Der neue IPCC-Bericht lenkt die Aufmerksamkeit lenkt die Aufmerksamkeit auf die Warnung, dass „die Temperatur an der Erdoberfläche bis mindestens 2050 weiter ansteigen werde und viele der auf die vergangenen oder künftigen Treibhausgas-Emissionen (GHG) zurückgehenden Veränderungen für Jahrhunderte, wenn nicht Jahrtausende unumkehrbar sein werden, vor allem Veränderungen in den Ozeanen, an den Eisschilden und am globalen Meeresspiegel. Aus einer physisch-wissenschaftlichen Perspektive erfordert die Begrenzung der menschengemachten globalen Erwärmung auf ein bestimmtes Niveau mindestens eine Rückführung der Netto-Emissionen von CO2 auf Null und starke Reduktionen bei anderen GHG-Emissionen.

Der WG-I-Bericht zeigt ebenfalls auf, dass

* menschlicher Einfluss das Klimasystem aufgeheizt hat;

* weitreichende und schnelle Veränderungen des Klimas stattgefunden haben;

* die Reichweite dieser jüngsten Veränderungen seit vielen Jahrhunderten, wenn nicht Jahrtausenden präzedenzlos ist;

* mit weiterer globaler Erwärmung neue Veränderungen einher gehen, mit Extremen wie schwerem Niederschlag, der häufiger wird und an Intensität zunimmt;

* die globale Oberflächentemperatur nach allen berücksichtigten Emissionsszenarien bis mindestens zur Mitte des Jahrhunderts steigen wird;

* in den kommenden Jahrzehnten 1,5 und 2° C überschritten werden, wenn keine radikalen Reduktionen bei CO2 und anderen GHG-Emissionen stattfinden und

* die Effekte starker, schneller und nachhaltiger Emissionsreduktionen auf die Trends der globalen Oberflächentemperatur erst nach rund 20 Jahren spürbar sein werden.

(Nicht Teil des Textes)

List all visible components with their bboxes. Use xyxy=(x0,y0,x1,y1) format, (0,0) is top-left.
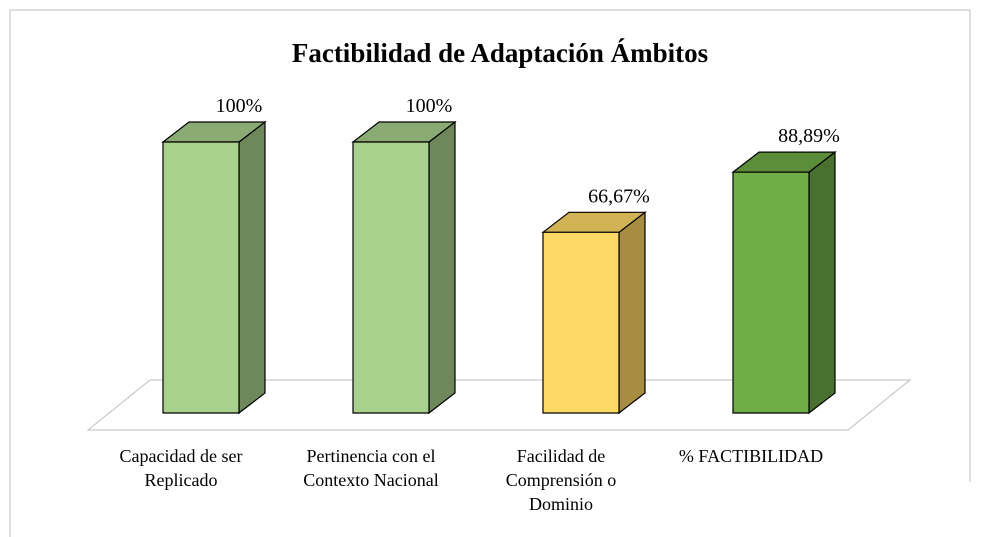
bar-side xyxy=(238,120,266,415)
value-label: 88,89% xyxy=(778,125,840,147)
value-label: 66,67% xyxy=(588,185,650,207)
bar-side xyxy=(618,211,646,415)
x-tick-label: Capacidad de ser Replicado xyxy=(119,446,243,490)
chart-title: Factibilidad de Adaptación Ámbitos xyxy=(292,38,708,68)
bar xyxy=(541,211,647,415)
bar xyxy=(161,120,267,415)
bar xyxy=(351,120,457,415)
chart-border xyxy=(9,9,971,537)
bar-front xyxy=(542,231,620,414)
bar-front xyxy=(352,141,430,414)
bar-front xyxy=(162,141,240,414)
value-label: 100% xyxy=(406,95,453,117)
bar-side xyxy=(428,120,456,415)
x-tick-label: % FACTIBILIDAD xyxy=(678,446,824,466)
floor xyxy=(86,379,912,431)
bar-front xyxy=(732,171,810,414)
bar xyxy=(731,150,837,415)
bar-side xyxy=(808,150,836,415)
x-tick-label: Facilidad de Comprensión o Dominio xyxy=(505,446,617,514)
value-label: 100% xyxy=(216,95,263,117)
x-tick-label: Pertinencia con el Contexto Nacional xyxy=(303,446,439,490)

● UN-Generalsekretär Antonio Guterres: Vor einem globalen Desaster

Für UN-Generalsekretär Antonio Guterres markieren die Ergebnisse des Berichts eine „rote Linie für die Menschheit“ – einen Weckruf angesichts eines bevorstehenden Desasters. „Die Alarmglocken werden ohrenbetäubend und die Belege sind unbestreitbar: Treibhausgas-Emissionen durch die Verbrennung fossiler Brennstoffe und Waldvernichtung schockieren unseren Planeten und setzen Milliarden Menschen einem unmittelbaren Risiko aus. Die globale Aufheizung betrifft jede Region der Erde, wobei viele Veränderungen irreversibel werden“, warnte Guterres.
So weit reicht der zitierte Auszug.